The writing of Sam

This story was written as a parody of Sarrasine, by Honore de Balzac. To call it purely thus, however, would be sorely inaccurate. In the course of writing Sam, I inevitably drew ideas and inspiration from material I had covered throughout the course of Telling stories in Cyberspace, as well as many other areas outside of the classroom.

Ideas from Sarrasine

  • Title characters

    The most obvious connection between the 2 stories would be the titles, Sam and Sarrasine. The ambiguity of the name "Sarrasine" as a masculine or feminine name is significant in light of La Zambinella's identity as a castrato, while the name "Sam" becomes significant after we discover that it is short for Samantha. Both these issues only come into light very late in the text, as both authors deliberately keep the identity of these 2 characters a mystery for a significant duration of the story.

  • Illusions

    Both Sam and Sarrasine are naive characters blinded by love, projecting their illusions on the "women" they loved. Sam believed that Anne was as serious about their relationship as she was, though Anne's own words tell us otherwise - she was merely confused by the intense physical attraction she had toward Sam. While Sam deemed their first time as the most beautiful thing she had ever experienced, Anne's description of it was merely "play". Sarrasine's overwhelming passion too, made him so sure in his belief that La Zambinella was a woman, despite the latter's outright hint, "And if I were not a woman?" Both characters' naivety stem from a life of recluse before these loves - Sam's frequent escapes to the airport and Sarrasine's isolation from the fashionable society. These only made the arrival of Anne and La Zambinella respectively have all the more impact on their lives, and it made their losses subsequently all the more unbearable.

  • Gender

    The role of gender confusion in causing the downfall of relationships - between Sarrasine and La Zambinella, and between Anne and Sam - is common in both stories.

  • Storytelling

    Storytelling is another concept explored in both works. Both stories have two layers of storytelling, with characters telling stories to other characters to evoke certain emotions in them - the narrator of Sarrasine wishes to impress his lady friend, while Sam tries to impress upon the doctor her love for Anne. Both storytellers, however, fail to accomplish their intents.

Ideas from other sources

Michael Joyce's Afternoon was probably the next biggest influence on Sam - Lolly's homosexual tendencies toward her clients in Afternoon are clearly reflected in Sam's title character. The structure of Sam was also greatly influenced by this story.
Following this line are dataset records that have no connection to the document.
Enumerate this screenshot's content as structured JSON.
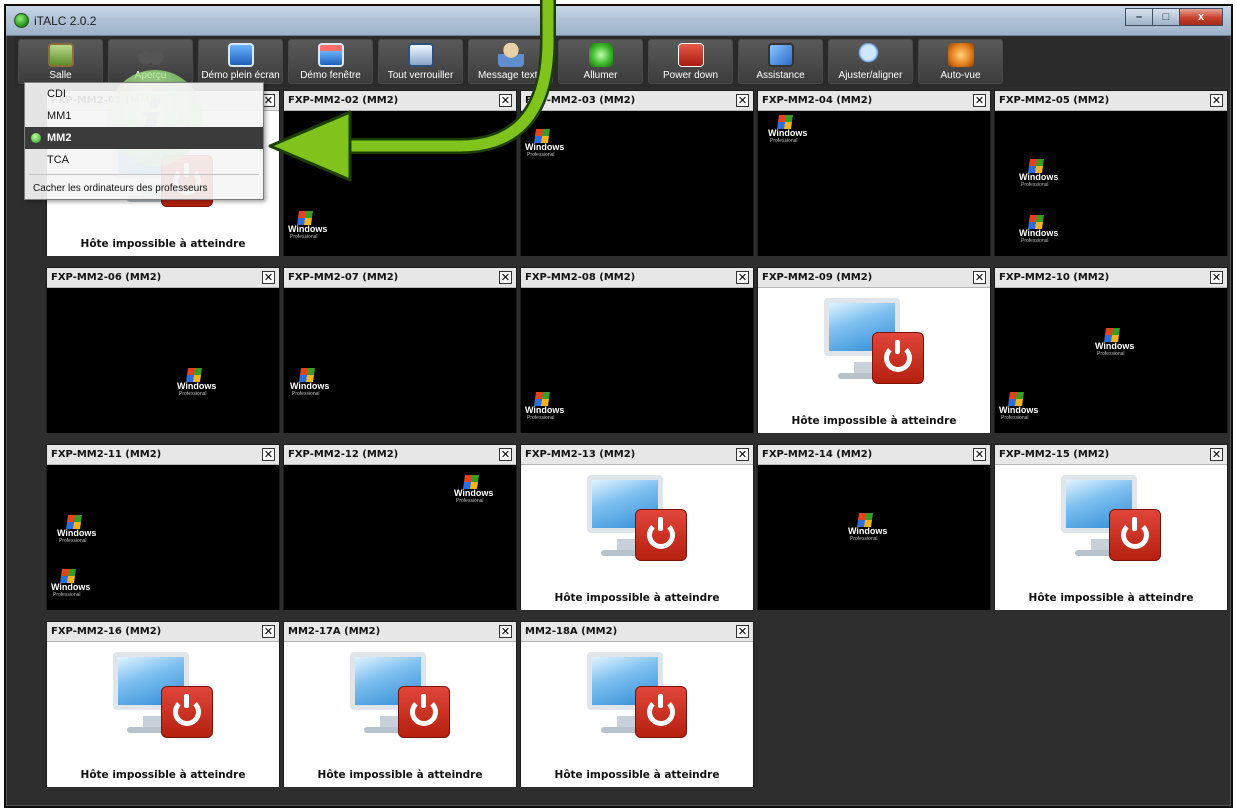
{
  "window": {
    "title": "iTALC 2.0.2",
    "minimize": "–",
    "maximize": "□",
    "close": "x"
  },
  "toolbar": [
    {
      "label": "Salle",
      "icon": "classroom-icon"
    },
    {
      "label": "Aperçu",
      "icon": "binoculars-icon"
    },
    {
      "label": "Démo plein écran",
      "icon": "fullscreen-demo-icon"
    },
    {
      "label": "Démo fenêtre",
      "icon": "window-demo-icon"
    },
    {
      "label": "Tout verrouiller",
      "icon": "lock-all-icon"
    },
    {
      "label": "Message texte",
      "icon": "text-message-icon"
    },
    {
      "label": "Allumer",
      "icon": "power-on-icon"
    },
    {
      "label": "Power down",
      "icon": "power-down-icon"
    },
    {
      "label": "Assistance",
      "icon": "assistance-icon"
    },
    {
      "label": "Ajuster/aligner",
      "icon": "align-zoom-icon"
    },
    {
      "label": "Auto-vue",
      "icon": "auto-view-icon"
    }
  ],
  "menu": {
    "items": [
      {
        "label": "CDI",
        "selected": false
      },
      {
        "label": "MM1",
        "selected": false
      },
      {
        "label": "MM2",
        "selected": true
      },
      {
        "label": "TCA",
        "selected": false
      }
    ],
    "hide_teachers": "Cacher les ordinateurs des professeurs"
  },
  "tiles": [
    {
      "name": "FXP-MM2-01 (MM2)",
      "state": "off"
    },
    {
      "name": "FXP-MM2-02 (MM2)",
      "state": "screen"
    },
    {
      "name": "FXP-MM2-03 (MM2)",
      "state": "screen"
    },
    {
      "name": "FXP-MM2-04 (MM2)",
      "state": "screen"
    },
    {
      "name": "FXP-MM2-05 (MM2)",
      "state": "screen"
    },
    {
      "name": "FXP-MM2-06 (MM2)",
      "state": "screen"
    },
    {
      "name": "FXP-MM2-07 (MM2)",
      "state": "screen"
    },
    {
      "name": "FXP-MM2-08 (MM2)",
      "state": "screen"
    },
    {
      "name": "FXP-MM2-09 (MM2)",
      "state": "off"
    },
    {
      "name": "FXP-MM2-10 (MM2)",
      "state": "screen"
    },
    {
      "name": "FXP-MM2-11 (MM2)",
      "state": "screen"
    },
    {
      "name": "FXP-MM2-12 (MM2)",
      "state": "screen"
    },
    {
      "name": "FXP-MM2-13 (MM2)",
      "state": "off"
    },
    {
      "name": "FXP-MM2-14 (MM2)",
      "state": "screen"
    },
    {
      "name": "FXP-MM2-15 (MM2)",
      "state": "off"
    },
    {
      "name": "FXP-MM2-16 (MM2)",
      "state": "off"
    },
    {
      "name": "MM2-17A (MM2)",
      "state": "off"
    },
    {
      "name": "MM2-18A (MM2)",
      "state": "off"
    }
  ],
  "unreachable_text": "Hôte impossible à atteindre",
  "tile_close": "✕",
  "windows_logo": {
    "brand": "Windows",
    "edition": "Professional"
  },
  "colors": {
    "annotation_arrow": "#7fc31c",
    "menu_active": "#3b3b3b"
  }
}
The lexia Two Deaths was born on a bus on my way to campus. I was thinking about a scene from the movie Hackers where Emmanuel was peddling a compilation of music from artists who "asphyxiated on their own vomit", as well as another scene from a travel show involving a goat's head stripped of skin and horns in a French supermarket. At that particular moment, the bus drove by the Warren golf resort which is just next to NUS. I remember looking at the hedges that run parallel to the road, and thinking that anyone desparate enough to want to enter the resort could very easily crawl through the thin barrier of shrubs.

The idea of chopping the hand off a corpse came from an episode of Ally McBeal, in which a man loved his wife so much that when she died, he just could not let go, and he resorted to taking a power-saw to her. The shaving of the hair came as an afterthought.

The abruptness of the lexia End is an imitation of Harold Pinter's style, a playwright whose plays such as The Homecoming and The Lover are full of perversed sexual undercurrents.

Structure

There are many half-loops in the sequence of the lexias, in which the reader would read for example the first version of hands, go through other lexias which further explore the relationship, then come back to the second version of hands after reading about the deaths.

This idea of loops and almost identical lexias came from Afternoon. More accurately, the idea came from my interaction with the software Storyspace, from seeing how lexias are connected to one another in a hypertext. One is no longer longer limited to a 2 dimensional text - one could in fact circle around, go backwards and forwards and with good effect.

This method proved invaluable to me, as I was agonizing over how I could best reiterate Sam's obsession over Anne's hands and hair, thus explaining the significance of the mutilated body.

Aesthetics

The story is framed by 2 yellow-background lexias, the prologue and the epilogue, to mimic the book S/Z by Roland Barthes, from which our class read Balzac's Sarrasine.

Anne's lexias have a distinctively feminine background, while Sam's lexias are an ambiguous khaki.

The font RGB colour code for the lexia End is "#FFDEAD", just to add a more morbid dimension to the html.

Cutting and pasting

To complete the collage that is Sam - a considerable number of lexias from the story were written months ago, even before I enrolled into NUS. I keep an online diary, the background of which I have used for Anne's lexias.

Many of the details, such as the shampoo Anne uses, her favourite coffee, and the places she used to go to, as well as some of the poetry, are taken from this diary.

It was rather strange, writing myself as a dead bi-sexual.